Ich setzte mich an meinen Schreibtisch und versuchte, mich von den Gedanken an Cole Morkride abzulenken. Wir arbeiteten bei Scotland Yard und mussten stets professionell sein. Affären oder Beziehungen am Arbeitsplatz waren meistens ein Problem für alle Beteiligten und ich wollte meine gutbezahlte Stellung weder verlieren noch eine Versetzung in einen anderen Zuständigkeitsbereich riskieren.
Cole´s Schreibtisch befand sich meinem gegenüber, was nicht besonders hilfreich dabei war, nicht an den jungen Mann zu denken. Aber ich blieb streng mit mir selbst und blickte starr auf den flachen Monitor vor mir. Für diesen Tag hatte ich mir fest vorgenommen, liegengebliebene Polizeiberichte zu schreiben. Das war für mich immer lästig, da ich als Detective viel lieber bei den Einsätzen war. Doch nach der Verhaftung von Räubern und der Überführung von Vergewaltigern galt es, noch den Bürokram zu erledigen. Manchmal fuhren Cole und ich aber auch Streife.
Das ist wenigstens aufregender wie diese Arbeit hier, dachte ich leicht deprimiert.
Ich tippte einige Sätze ins Computerprogramm von Scotland Yard, bis mein Blick zum Schreibtisch meines Kollegen fiel.
„Cole, gibt es heute keine Torte?“ wollte ich wissen und biss mir sogleich auf die Zunge – ich konnte einfach nicht anders!
Er hatte es schon fast zu einer Gewohnheit gemacht, an Halloween für das gesamte Großraumbüro eine Torte zu backen. Meistens kamen auch die Polizisten der anderen Abteilungen in unser Stockwerk, nur um seine Torte zu probieren.
„Natürlich, aber ich habe sie bei den warmen Temperaturen hier lieber in den Kühlschrank gestellt“ antwortete er.
Ich wurde kurz rot, da ich dafür verantwortlich war, dass das Büro so gut beheizt wurde. Nachdem ich am frühen Morgen hereingekommen war, hatte ich die Heizung aufgedreht und später vergessen, sie wieder abzustellen.
Erst jetzt fiel mir das Raumklima auf, welches tatsächlich viel zu warm war. Ich stand auf und ging in den Flur des großen Büroraums.
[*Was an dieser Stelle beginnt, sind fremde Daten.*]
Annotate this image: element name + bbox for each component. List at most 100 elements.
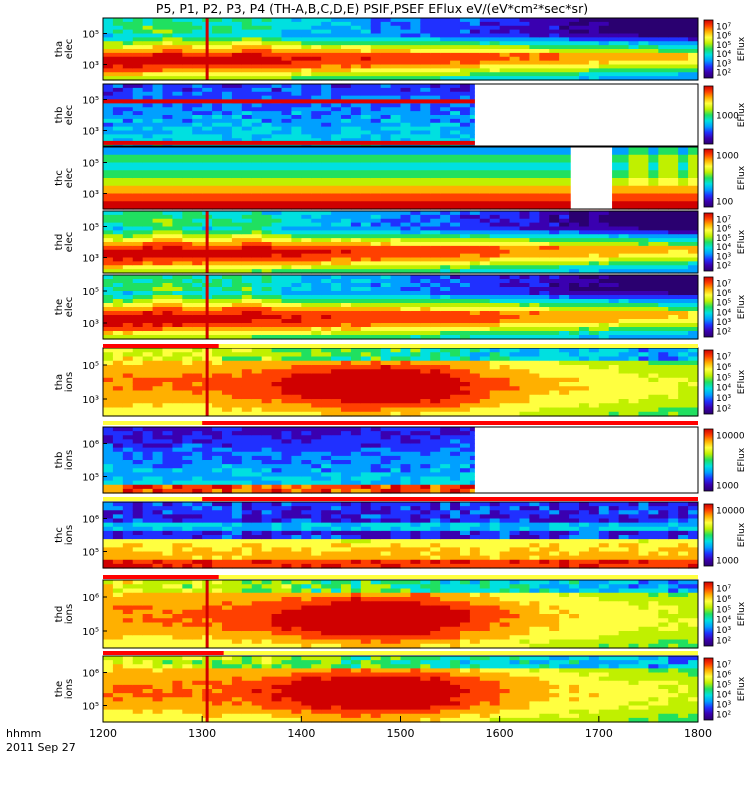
heat-cell: [112, 162, 124, 167]
heat-cell: [529, 287, 540, 292]
heat-cell: [509, 170, 521, 175]
heat-cell: [519, 335, 531, 340]
colorbar-tick-label: 10⁵: [716, 234, 731, 244]
heat-cell: [440, 323, 451, 328]
heat-cell: [182, 126, 193, 132]
heat-cell: [450, 249, 461, 255]
heat-cell: [350, 269, 362, 274]
heat-cell: [539, 214, 550, 220]
heat-cell: [519, 193, 531, 198]
heat-cell: [559, 56, 570, 62]
heat-cell: [380, 348, 392, 353]
heat-cell: [241, 150, 253, 156]
heat-cell: [132, 315, 144, 320]
heat-cell: [321, 138, 332, 143]
heat-cell: [648, 21, 659, 27]
heat-cell: [321, 287, 332, 292]
heat-cell: [450, 230, 461, 235]
heat-cell: [281, 242, 293, 247]
heat-cell: [261, 245, 273, 251]
heat-cell: [103, 162, 114, 167]
heat-cell: [559, 197, 570, 202]
heat-cell: [261, 275, 273, 280]
heat-cell: [212, 403, 223, 409]
heat-cell: [529, 242, 540, 247]
heat-cell: [370, 52, 382, 58]
heat-cell: [489, 52, 501, 58]
heat-cell: [539, 327, 550, 332]
heat-cell: [410, 72, 421, 77]
heat-cell: [668, 291, 679, 296]
heat-cell: [450, 193, 461, 198]
heat-cell: [460, 68, 471, 73]
heat-cell: [410, 91, 421, 97]
heat-cell: [291, 356, 302, 362]
heat-cell: [321, 211, 332, 216]
heat-cell: [162, 386, 174, 392]
heat-cell: [638, 41, 650, 46]
heat-cell: [301, 166, 312, 171]
heat-cell: [301, 269, 312, 274]
heat-cell: [658, 174, 669, 179]
heat-cell: [370, 218, 382, 224]
heat-cell: [668, 18, 679, 23]
heat-cell: [430, 275, 441, 280]
heat-cell: [688, 249, 698, 255]
heat-cell: [559, 18, 570, 23]
heat-cell: [668, 335, 679, 340]
heat-cell: [529, 56, 540, 62]
heat-cell: [648, 261, 659, 266]
heat-cell: [460, 111, 471, 116]
heat-cell: [222, 386, 233, 392]
heat-cell: [460, 150, 471, 156]
heat-cell: [579, 37, 590, 42]
heat-cell: [301, 41, 312, 46]
heat-cell: [370, 95, 382, 101]
heat-cell: [152, 249, 164, 255]
heat-cell: [271, 377, 283, 383]
heat-cell: [370, 205, 382, 210]
heat-cell: [450, 253, 461, 259]
heat-cell: [241, 299, 253, 304]
heat-cell: [212, 185, 223, 191]
heat-cell: [162, 283, 174, 288]
heat-cell: [549, 214, 560, 220]
heat-cell: [648, 174, 659, 179]
heat-cell: [321, 87, 332, 93]
heat-cell: [380, 25, 392, 31]
heat-cell: [678, 29, 689, 35]
heat-cell: [499, 193, 511, 198]
heat-cell: [192, 373, 203, 379]
heat-cell: [380, 211, 392, 216]
heat-cell: [251, 76, 263, 81]
heat-cell: [281, 49, 293, 54]
heat-cell: [390, 291, 402, 296]
heat-cell: [370, 134, 382, 139]
heat-cell: [668, 37, 679, 42]
heat-cell: [222, 111, 233, 116]
heat-cell: [103, 323, 114, 328]
heat-cell: [400, 154, 412, 160]
heat-cell: [132, 365, 144, 370]
heat-cell: [241, 45, 253, 50]
heat-cell: [172, 261, 183, 266]
heat-cell: [311, 295, 322, 300]
heat-cell: [192, 138, 203, 143]
heat-cell: [212, 154, 223, 160]
heat-cell: [539, 150, 550, 156]
heat-cell: [410, 178, 421, 183]
heat-cell: [360, 352, 372, 358]
heat-cell: [400, 327, 412, 332]
heat-cell: [350, 407, 362, 413]
heat-cell: [430, 291, 441, 296]
heat-cell: [450, 49, 461, 54]
heat-cell: [222, 399, 233, 404]
heat-cell: [400, 197, 412, 202]
heat-cell: [460, 238, 471, 243]
heat-cell: [231, 386, 243, 392]
heat-cell: [559, 201, 570, 206]
heat-cell: [291, 382, 302, 387]
heat-cell: [678, 193, 689, 198]
heat-cell: [251, 382, 263, 387]
heat-cell: [271, 37, 283, 42]
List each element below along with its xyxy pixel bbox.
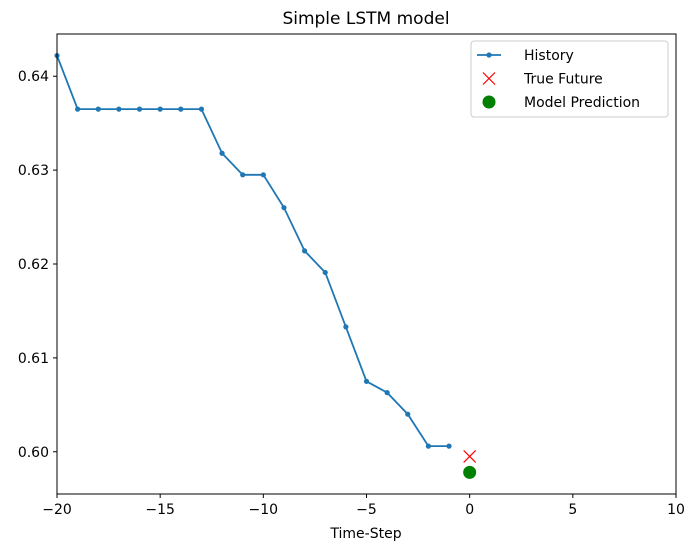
history-point: [385, 390, 390, 395]
y-tick-label: 0.64: [18, 69, 49, 85]
history-point: [137, 107, 142, 112]
x-tick-label: −20: [42, 502, 72, 518]
y-axis: 0.60 0.61 0.62 0.63 0.64: [18, 69, 57, 461]
y-tick-label: 0.61: [18, 351, 49, 367]
y-tick-label: 0.62: [18, 257, 49, 273]
plot-area: [54, 53, 476, 479]
x-tick-label: 5: [568, 502, 577, 518]
true-future-marker: [464, 450, 476, 462]
x-axis: −20 −15 −10 −5 0 5 10: [42, 494, 685, 518]
chart-title: Simple LSTM model: [282, 9, 449, 29]
history-line: [57, 56, 449, 447]
legend-model-prediction-swatch: [483, 96, 496, 109]
history-point: [323, 270, 328, 275]
x-tick-label: −10: [249, 502, 279, 518]
history-point: [178, 107, 183, 112]
legend: History True Future Model Prediction: [471, 41, 668, 117]
y-tick-label: 0.63: [18, 163, 49, 179]
x-tick-label: 10: [667, 502, 685, 518]
history-point: [426, 444, 431, 449]
model-prediction-marker: [463, 466, 476, 479]
history-point: [446, 444, 451, 449]
history-point: [364, 379, 369, 384]
x-tick-label: 0: [465, 502, 474, 518]
history-point: [75, 107, 80, 112]
history-point: [158, 107, 163, 112]
history-point: [199, 107, 204, 112]
history-point: [261, 172, 266, 177]
history-point: [116, 107, 121, 112]
x-axis-label: Time-Step: [329, 526, 401, 542]
history-point: [219, 151, 224, 156]
history-point: [343, 324, 348, 329]
y-tick-label: 0.60: [18, 445, 49, 461]
history-point: [240, 172, 245, 177]
legend-label: True Future: [523, 72, 603, 88]
legend-label: History: [524, 48, 574, 64]
history-point: [96, 107, 101, 112]
history-point: [302, 248, 307, 253]
legend-label: Model Prediction: [524, 95, 640, 111]
x-tick-label: −5: [356, 502, 377, 518]
history-point: [281, 205, 286, 210]
history-point: [405, 412, 410, 417]
legend-history-dot: [486, 52, 491, 57]
x-tick-label: −15: [145, 502, 175, 518]
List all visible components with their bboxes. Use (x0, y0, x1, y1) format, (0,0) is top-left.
Dort befand sich das Thermostat, das alle Heizungen regelte. Ich drehte es auf eine sinnvolle Temperatur herunter und nahm erneut an meinem Schreibtisch Platz.
Kurze Zeit später war ich wieder in meinen Berichten versunken, weshalb ich nicht bemerkte, dass mein Kollege hinter mir stand.
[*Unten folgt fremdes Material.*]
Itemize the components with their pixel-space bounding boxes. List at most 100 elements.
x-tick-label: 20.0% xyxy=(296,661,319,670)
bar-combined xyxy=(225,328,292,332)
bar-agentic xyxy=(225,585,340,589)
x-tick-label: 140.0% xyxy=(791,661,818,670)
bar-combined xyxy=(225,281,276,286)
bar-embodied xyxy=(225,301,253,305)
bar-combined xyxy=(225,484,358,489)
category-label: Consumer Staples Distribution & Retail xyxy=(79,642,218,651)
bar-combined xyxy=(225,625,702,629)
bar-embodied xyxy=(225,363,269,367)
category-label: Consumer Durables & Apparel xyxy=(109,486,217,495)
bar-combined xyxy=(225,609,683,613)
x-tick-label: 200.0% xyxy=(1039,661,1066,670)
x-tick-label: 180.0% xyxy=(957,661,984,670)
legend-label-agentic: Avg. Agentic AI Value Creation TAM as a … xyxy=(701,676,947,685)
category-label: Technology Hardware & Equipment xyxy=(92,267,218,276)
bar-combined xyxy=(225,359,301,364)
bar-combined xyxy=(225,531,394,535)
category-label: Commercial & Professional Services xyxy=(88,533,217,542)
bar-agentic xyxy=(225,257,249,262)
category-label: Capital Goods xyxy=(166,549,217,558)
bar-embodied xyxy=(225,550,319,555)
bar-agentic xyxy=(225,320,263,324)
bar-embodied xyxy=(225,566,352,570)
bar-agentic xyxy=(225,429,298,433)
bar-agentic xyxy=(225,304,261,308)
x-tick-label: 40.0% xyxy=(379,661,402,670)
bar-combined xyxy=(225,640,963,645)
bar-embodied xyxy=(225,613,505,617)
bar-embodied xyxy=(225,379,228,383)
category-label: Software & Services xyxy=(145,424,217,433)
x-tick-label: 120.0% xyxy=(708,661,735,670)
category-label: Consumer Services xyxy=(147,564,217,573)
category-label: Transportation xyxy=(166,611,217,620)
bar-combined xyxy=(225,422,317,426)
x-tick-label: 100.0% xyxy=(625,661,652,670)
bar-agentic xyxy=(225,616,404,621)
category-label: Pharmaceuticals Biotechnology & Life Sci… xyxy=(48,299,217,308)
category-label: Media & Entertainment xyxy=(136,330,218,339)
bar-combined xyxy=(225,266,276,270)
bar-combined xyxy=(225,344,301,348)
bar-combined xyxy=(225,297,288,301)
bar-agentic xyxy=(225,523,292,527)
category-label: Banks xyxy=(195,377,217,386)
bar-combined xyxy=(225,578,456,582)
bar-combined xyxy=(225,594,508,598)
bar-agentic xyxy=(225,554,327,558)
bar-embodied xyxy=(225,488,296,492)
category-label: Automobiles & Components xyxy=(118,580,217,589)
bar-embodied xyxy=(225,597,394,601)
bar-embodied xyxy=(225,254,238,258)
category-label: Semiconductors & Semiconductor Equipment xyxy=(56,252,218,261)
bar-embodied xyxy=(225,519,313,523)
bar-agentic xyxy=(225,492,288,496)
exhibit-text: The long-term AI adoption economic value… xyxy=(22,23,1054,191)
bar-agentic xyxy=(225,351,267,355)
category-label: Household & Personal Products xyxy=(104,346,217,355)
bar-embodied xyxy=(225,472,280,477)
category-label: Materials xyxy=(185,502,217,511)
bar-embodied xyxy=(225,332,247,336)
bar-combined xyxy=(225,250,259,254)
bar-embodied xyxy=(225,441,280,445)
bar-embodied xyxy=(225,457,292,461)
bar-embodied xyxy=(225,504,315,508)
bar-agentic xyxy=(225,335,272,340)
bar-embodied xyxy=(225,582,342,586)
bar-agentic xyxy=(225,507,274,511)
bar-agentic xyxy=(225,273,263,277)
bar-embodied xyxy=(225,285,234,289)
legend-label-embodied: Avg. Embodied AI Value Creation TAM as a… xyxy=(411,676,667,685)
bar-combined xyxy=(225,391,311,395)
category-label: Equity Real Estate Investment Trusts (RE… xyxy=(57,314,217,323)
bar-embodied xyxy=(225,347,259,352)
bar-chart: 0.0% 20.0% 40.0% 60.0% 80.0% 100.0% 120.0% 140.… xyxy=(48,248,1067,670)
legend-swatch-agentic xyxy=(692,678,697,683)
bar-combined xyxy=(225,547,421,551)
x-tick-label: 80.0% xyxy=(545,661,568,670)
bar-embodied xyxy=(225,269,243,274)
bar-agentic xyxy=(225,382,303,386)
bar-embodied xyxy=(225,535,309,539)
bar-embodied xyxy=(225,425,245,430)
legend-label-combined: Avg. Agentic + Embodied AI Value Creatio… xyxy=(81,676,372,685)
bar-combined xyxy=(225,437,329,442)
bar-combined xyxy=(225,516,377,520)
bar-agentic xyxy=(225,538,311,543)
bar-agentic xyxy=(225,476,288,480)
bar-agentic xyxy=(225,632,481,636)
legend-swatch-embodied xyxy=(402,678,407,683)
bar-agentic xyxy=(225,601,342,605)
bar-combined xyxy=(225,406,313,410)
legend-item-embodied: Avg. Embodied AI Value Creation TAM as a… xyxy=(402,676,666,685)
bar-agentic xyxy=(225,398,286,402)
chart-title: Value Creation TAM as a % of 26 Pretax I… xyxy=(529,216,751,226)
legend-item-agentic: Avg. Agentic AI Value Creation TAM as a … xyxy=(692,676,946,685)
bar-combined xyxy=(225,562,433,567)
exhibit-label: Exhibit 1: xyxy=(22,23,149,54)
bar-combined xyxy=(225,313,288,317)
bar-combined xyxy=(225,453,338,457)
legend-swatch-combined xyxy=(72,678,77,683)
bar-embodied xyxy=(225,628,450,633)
„Was machst du da?“ wollte er wissen.
Seine Stimme vibrierte in mir. Eine Gänsehaut überzog meinen Körper. Ich konnte seinen Atem auf meinem Nacken spüren, woraufhin mein Herzschlag auf ein Tempo beschleunigte, welches wohl jeden Mediziner ins Staunen versetzt hätte.
„Ich... ähm... ich schreibe Berichte“ erklärte ich verwirrt.
„Das sehe ich...“ grinste Morkride. „Ich wollte nur wissen, an welchen Berichten du genau arbeitest. Aber egal, ich bin froh, dass du dich darum kümmerst, denn ich hasse diese Arbeit!“
„Man kann nicht immer mitten im Geschehen sein, Cole“ erwiderte ich und versuchte, mich zu beherrschen.
„Ich weiß, aber diesem Papierkram kann ich nichts abgewinnen...“
Seine Stimme klang seltsam weich. Seine Hände legten sich auf meine Schulter, sodass ich kurz erschrak.
„Mach´ eine Pause, sonst schläfst du gleich vor Langeweile ein“ riet er mir.
Ein wohliger Schauer verdrängte meine Gänsehaut. Ich spürte, wie er seine Hände wieder wegzog und sehnte mich sogleich nach ihnen zurück.